A Brief Note on Parkinson's Disease and Its Pathology

Received: 01-Apr-2022, Manuscript No. IJP-22-64170; Editor assigned: 05-Apr-2022, Pre QC No. IJP-22-64170 (PQ); Reviewed: 20-Apr-2022, QC No. IJP-22-64170; Revised: 28-Apr-2022, Manuscript No. IJP-22-64170 (R); Published: 05-May-2022, DOI: 10.37532/2249-1848.2022.12(4).17

Description

Parkinson's Disease (PD), Parkinson's Dementia (PDD), and Dementia with Lewy Bodies (DLB) are part of a group of neurodegenerative disorders known as synucleinopathies because of the aggregation of synuclein into intracellular Lewy Bodies (LBs). The presence of LBs in the brainstem is linked to dopaminergic neuron loss and motor impairment in people with Parkinson's disease. However, up to 80% of Patients Acquire Dementia (PDD) throughout the course of their condition and this development is linked to the existence of LBs in cortical regions. Progression to dementia is similarly linked with higher tau co-pathology in a manner similar to Alzheimer's Disease (AD), but with a larger temporal neocortical distribution. These findings imply that -synuclein and tau pathologies are linked in Parkinson's disease and may directly impact one other or be driven by a similar mechanism to accelerate neurodegeneration progression. Identifying characteristics that may impact illness progression might give a viable target for changing disease trajectory.

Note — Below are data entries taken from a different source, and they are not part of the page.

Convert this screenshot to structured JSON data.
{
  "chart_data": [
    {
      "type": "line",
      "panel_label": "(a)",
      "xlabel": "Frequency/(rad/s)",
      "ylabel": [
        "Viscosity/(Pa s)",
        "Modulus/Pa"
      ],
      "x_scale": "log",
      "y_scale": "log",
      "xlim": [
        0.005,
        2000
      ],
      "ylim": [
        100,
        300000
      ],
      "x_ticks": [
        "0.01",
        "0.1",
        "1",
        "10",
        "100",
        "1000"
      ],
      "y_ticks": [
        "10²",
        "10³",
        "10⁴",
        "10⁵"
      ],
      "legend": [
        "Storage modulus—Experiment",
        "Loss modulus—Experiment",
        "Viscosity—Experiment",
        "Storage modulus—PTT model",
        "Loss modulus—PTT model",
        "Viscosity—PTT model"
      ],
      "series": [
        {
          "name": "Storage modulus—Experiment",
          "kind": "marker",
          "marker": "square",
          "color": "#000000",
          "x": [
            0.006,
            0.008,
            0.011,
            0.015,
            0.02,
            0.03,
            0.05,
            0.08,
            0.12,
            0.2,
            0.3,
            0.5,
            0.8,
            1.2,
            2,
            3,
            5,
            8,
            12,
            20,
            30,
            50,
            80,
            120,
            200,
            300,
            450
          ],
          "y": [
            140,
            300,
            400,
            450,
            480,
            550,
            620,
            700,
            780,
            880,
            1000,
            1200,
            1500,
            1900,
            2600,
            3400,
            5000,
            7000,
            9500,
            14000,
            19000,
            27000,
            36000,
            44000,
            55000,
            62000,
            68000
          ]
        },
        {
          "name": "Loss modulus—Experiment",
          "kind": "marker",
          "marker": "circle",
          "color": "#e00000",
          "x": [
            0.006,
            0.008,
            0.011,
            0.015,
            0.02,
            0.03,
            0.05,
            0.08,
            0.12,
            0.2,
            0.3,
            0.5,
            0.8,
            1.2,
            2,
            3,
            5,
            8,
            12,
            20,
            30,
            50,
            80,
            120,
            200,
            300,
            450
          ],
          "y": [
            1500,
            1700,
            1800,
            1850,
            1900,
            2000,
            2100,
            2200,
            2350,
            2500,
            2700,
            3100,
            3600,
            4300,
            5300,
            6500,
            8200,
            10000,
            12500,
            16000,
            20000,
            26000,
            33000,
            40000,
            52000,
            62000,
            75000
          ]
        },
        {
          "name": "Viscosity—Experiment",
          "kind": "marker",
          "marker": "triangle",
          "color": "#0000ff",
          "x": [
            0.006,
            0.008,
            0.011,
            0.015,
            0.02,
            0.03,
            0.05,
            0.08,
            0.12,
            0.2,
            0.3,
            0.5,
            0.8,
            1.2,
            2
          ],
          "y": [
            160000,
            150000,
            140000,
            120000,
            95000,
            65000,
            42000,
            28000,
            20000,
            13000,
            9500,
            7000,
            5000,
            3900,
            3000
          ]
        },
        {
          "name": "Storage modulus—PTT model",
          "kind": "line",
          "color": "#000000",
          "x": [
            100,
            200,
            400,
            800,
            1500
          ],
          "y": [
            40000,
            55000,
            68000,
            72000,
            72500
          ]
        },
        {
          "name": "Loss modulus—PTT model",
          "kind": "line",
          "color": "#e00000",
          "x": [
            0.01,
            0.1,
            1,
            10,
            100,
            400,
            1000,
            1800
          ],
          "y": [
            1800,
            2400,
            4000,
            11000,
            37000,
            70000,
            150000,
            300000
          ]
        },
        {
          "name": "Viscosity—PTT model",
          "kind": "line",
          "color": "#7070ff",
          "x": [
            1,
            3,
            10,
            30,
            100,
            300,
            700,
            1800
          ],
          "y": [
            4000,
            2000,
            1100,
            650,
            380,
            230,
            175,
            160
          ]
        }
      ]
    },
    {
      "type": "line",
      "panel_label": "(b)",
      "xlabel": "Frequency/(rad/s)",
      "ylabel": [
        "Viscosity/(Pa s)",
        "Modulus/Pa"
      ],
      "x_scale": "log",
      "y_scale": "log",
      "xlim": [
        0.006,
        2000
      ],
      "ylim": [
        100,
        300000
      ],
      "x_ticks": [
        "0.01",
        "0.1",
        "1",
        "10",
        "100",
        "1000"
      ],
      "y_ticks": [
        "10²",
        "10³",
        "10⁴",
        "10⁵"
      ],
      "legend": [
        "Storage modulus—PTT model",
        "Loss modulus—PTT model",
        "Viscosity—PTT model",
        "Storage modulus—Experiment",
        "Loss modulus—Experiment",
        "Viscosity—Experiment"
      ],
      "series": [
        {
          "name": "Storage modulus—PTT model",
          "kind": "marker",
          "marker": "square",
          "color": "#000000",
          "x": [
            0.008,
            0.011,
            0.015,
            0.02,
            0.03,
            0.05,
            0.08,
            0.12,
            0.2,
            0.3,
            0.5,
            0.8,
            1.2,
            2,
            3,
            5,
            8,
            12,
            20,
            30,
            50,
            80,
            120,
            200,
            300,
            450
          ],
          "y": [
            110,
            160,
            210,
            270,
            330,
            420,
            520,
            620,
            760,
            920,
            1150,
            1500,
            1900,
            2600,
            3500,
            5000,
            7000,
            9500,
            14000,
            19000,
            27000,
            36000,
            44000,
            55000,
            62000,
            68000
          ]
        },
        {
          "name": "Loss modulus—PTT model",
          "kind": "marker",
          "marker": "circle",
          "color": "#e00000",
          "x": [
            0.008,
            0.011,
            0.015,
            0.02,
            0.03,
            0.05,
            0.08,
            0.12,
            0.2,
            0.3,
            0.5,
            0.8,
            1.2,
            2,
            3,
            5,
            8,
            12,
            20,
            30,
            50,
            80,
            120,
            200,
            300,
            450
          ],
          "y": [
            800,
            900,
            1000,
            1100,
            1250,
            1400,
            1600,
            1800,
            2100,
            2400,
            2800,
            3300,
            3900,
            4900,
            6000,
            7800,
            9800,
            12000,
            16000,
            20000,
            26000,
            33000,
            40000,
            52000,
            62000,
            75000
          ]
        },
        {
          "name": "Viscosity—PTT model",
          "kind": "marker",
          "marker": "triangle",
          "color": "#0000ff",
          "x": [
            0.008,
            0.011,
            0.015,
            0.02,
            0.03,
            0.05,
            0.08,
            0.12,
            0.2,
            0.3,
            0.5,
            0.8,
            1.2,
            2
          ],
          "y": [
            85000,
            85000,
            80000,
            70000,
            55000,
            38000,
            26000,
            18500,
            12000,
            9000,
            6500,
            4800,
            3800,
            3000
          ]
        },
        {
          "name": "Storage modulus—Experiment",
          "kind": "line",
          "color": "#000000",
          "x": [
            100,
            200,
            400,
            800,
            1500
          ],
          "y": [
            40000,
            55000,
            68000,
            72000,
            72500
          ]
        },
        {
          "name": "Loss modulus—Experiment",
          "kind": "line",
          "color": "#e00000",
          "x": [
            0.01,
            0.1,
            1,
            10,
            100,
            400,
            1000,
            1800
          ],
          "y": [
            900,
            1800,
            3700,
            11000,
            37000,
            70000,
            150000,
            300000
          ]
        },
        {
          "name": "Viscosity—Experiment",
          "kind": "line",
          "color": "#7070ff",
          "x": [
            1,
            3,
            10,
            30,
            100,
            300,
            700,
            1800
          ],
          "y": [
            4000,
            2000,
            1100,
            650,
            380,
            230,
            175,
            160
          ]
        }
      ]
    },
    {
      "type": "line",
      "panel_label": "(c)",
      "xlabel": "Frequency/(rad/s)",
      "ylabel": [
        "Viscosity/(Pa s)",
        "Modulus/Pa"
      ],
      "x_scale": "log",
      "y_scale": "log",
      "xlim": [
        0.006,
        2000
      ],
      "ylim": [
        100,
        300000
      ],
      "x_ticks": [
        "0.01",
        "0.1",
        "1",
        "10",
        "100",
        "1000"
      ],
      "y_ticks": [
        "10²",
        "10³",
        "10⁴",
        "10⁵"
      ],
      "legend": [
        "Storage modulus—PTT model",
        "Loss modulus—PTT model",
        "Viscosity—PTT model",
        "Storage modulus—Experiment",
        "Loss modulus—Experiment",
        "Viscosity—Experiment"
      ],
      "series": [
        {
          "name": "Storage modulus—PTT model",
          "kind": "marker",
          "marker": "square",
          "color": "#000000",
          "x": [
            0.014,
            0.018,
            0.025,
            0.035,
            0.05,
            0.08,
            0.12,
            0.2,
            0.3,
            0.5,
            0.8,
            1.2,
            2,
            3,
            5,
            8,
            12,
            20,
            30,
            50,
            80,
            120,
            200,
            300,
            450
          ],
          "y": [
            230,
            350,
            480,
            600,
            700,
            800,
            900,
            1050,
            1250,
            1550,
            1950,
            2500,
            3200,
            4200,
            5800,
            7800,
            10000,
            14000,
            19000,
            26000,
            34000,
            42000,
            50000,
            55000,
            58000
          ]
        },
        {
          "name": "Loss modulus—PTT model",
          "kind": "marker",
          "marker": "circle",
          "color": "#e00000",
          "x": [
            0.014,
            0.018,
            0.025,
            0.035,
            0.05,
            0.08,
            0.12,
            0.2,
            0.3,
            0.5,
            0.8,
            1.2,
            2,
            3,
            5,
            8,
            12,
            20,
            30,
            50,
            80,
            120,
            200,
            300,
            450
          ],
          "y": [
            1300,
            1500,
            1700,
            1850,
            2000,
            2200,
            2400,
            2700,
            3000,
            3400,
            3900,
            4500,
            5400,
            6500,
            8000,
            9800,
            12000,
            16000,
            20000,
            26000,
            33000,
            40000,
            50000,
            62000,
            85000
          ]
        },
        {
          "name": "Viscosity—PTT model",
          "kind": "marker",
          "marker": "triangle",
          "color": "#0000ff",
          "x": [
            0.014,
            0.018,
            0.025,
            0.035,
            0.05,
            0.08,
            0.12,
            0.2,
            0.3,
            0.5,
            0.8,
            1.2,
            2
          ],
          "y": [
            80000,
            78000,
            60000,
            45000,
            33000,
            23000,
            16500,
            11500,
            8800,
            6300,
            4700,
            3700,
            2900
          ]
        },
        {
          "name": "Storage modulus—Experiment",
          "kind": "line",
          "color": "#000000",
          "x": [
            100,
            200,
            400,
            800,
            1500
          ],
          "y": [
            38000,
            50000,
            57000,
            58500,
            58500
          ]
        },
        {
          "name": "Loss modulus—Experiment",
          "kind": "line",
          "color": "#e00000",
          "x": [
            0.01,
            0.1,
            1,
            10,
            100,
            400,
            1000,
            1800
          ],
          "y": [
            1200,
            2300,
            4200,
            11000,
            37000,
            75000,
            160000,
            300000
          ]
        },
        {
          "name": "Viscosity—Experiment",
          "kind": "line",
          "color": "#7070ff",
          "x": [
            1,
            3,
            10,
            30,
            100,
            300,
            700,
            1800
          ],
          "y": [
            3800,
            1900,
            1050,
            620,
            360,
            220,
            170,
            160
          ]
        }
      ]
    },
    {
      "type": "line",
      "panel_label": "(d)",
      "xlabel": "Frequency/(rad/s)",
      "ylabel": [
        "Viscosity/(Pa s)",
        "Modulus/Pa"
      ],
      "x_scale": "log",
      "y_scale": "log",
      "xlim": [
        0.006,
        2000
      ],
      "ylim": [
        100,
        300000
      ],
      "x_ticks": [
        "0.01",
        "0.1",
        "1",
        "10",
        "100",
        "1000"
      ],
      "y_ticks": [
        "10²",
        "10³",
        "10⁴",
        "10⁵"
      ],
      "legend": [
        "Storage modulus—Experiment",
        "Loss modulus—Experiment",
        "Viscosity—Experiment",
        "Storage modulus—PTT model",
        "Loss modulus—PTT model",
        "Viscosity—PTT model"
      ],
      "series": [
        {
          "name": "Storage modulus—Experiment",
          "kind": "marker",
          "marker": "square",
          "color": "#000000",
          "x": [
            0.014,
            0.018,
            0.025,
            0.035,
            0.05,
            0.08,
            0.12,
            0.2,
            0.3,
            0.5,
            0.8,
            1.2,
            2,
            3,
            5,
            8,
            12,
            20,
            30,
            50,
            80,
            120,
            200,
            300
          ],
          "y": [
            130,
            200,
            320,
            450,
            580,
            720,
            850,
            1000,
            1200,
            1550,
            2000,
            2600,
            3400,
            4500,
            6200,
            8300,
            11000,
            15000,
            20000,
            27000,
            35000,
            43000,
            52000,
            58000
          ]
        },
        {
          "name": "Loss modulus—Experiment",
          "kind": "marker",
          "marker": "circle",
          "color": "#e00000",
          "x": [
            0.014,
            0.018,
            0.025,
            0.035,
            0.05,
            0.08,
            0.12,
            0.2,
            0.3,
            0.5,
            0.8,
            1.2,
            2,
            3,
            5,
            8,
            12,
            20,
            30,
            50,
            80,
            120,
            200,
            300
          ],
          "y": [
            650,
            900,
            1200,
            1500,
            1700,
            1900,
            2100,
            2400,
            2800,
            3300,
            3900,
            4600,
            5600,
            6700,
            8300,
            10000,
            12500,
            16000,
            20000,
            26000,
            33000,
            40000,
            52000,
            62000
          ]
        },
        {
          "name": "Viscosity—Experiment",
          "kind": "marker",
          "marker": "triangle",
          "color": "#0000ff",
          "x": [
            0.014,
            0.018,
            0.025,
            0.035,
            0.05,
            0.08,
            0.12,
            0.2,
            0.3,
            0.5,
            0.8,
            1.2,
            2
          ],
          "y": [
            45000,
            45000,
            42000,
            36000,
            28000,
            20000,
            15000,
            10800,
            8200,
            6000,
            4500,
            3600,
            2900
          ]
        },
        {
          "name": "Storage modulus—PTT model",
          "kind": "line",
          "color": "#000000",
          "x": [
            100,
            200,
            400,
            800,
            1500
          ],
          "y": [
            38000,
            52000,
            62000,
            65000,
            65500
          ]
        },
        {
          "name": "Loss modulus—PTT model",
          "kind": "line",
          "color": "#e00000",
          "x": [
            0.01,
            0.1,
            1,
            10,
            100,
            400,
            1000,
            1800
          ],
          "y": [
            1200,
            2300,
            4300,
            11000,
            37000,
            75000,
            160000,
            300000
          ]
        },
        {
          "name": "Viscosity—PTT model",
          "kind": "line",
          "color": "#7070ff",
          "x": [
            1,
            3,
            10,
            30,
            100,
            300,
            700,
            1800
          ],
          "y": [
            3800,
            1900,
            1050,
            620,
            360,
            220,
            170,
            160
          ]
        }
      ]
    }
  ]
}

While most Parkinson's disease is idiopathic, genetic abnormalities that increase the risk of the condition have provided insights into disease pathophysiology. Leucine-Rich Repeat Kinase (LRRK2) is one of the most often altered genes in Parkinson's disease. The most common LRRK2 mutation, p.G2019S, confers a 25 to 42.5 percent risk of Parkinson's disease with a comparable age of start and illness duration as idiopathic PD indicating that it may phenocopy idiopathic PD (iPD). Indeed, as with iPD, the most prevalent hallmark of LRRK2 PD is the loss of substantia nigra neurons. While LBs are another characteristic of certain LRRK2 PD, about 21-54 percent of reported LRRK2 mutation carriers have no visible LBs indicating that another disease component is to responsible for the observed clinical illness.

The discovery of Progressive Supranuclear Palsy (PSP)-like tau inclusions in numerous cases adds further evidence to tau pathology as the neuropathological substrate of the parkinsonism found in LRRK2 mutant carriers. PSP-like tau pathology was modest in these instances, while AD-like tau was also a major neuropathological characteristic. LRRK2 mutations are exceedingly infrequent in pathologically established primary tauopathies PSP or Corticobasal Degeneration (CBD) indicating that LRRK2 mutations are predominantly linked with PD. But genetic investigations do not reveal whether LRRK2 mutations can cause tau pathology in the setting of LRRK2 Parkinson's disease. It's also unclear if the tau seen in LRRK2 mutation carriers is PSP tau or AD tau, and whether this disease is significant enough to be designated as the neuropathological substrate of dopaminergic neuron loss. In most cases, AD tau staging in LRRK2 PD follows a similar pattern to iPD and iPDD and is accompanied by widespread contemporaneous Aβ pathology. Furthermore, tau is not an independent disease factor in LRRK2 PD, but it is linked to the degree of synuclein pathology and dementia progression. Studies show that LRRK2 PD is comparable to iPD in terms of tau accumulation. Future research must determine if LRRK2 directly impacts the development of tau pathology and whether LRRK2 inhibitors alter tau pathology.

Conclusion

The occurrence of a hereditary disease that clinically mimics idiopathic disease can give valuable mechanistic insights regarding disease causation. The mutant protein may be implicated in the illness's molecular process and might be a therapeutic target for both familial and idiopathic sickness. Patients with and without LRRK2 mutations appear to have similar illness onset and symptoms in the case of Parkinson's disease. However, it is uncertain if LRRK2 PD and iPD have the same pathogenic substrate.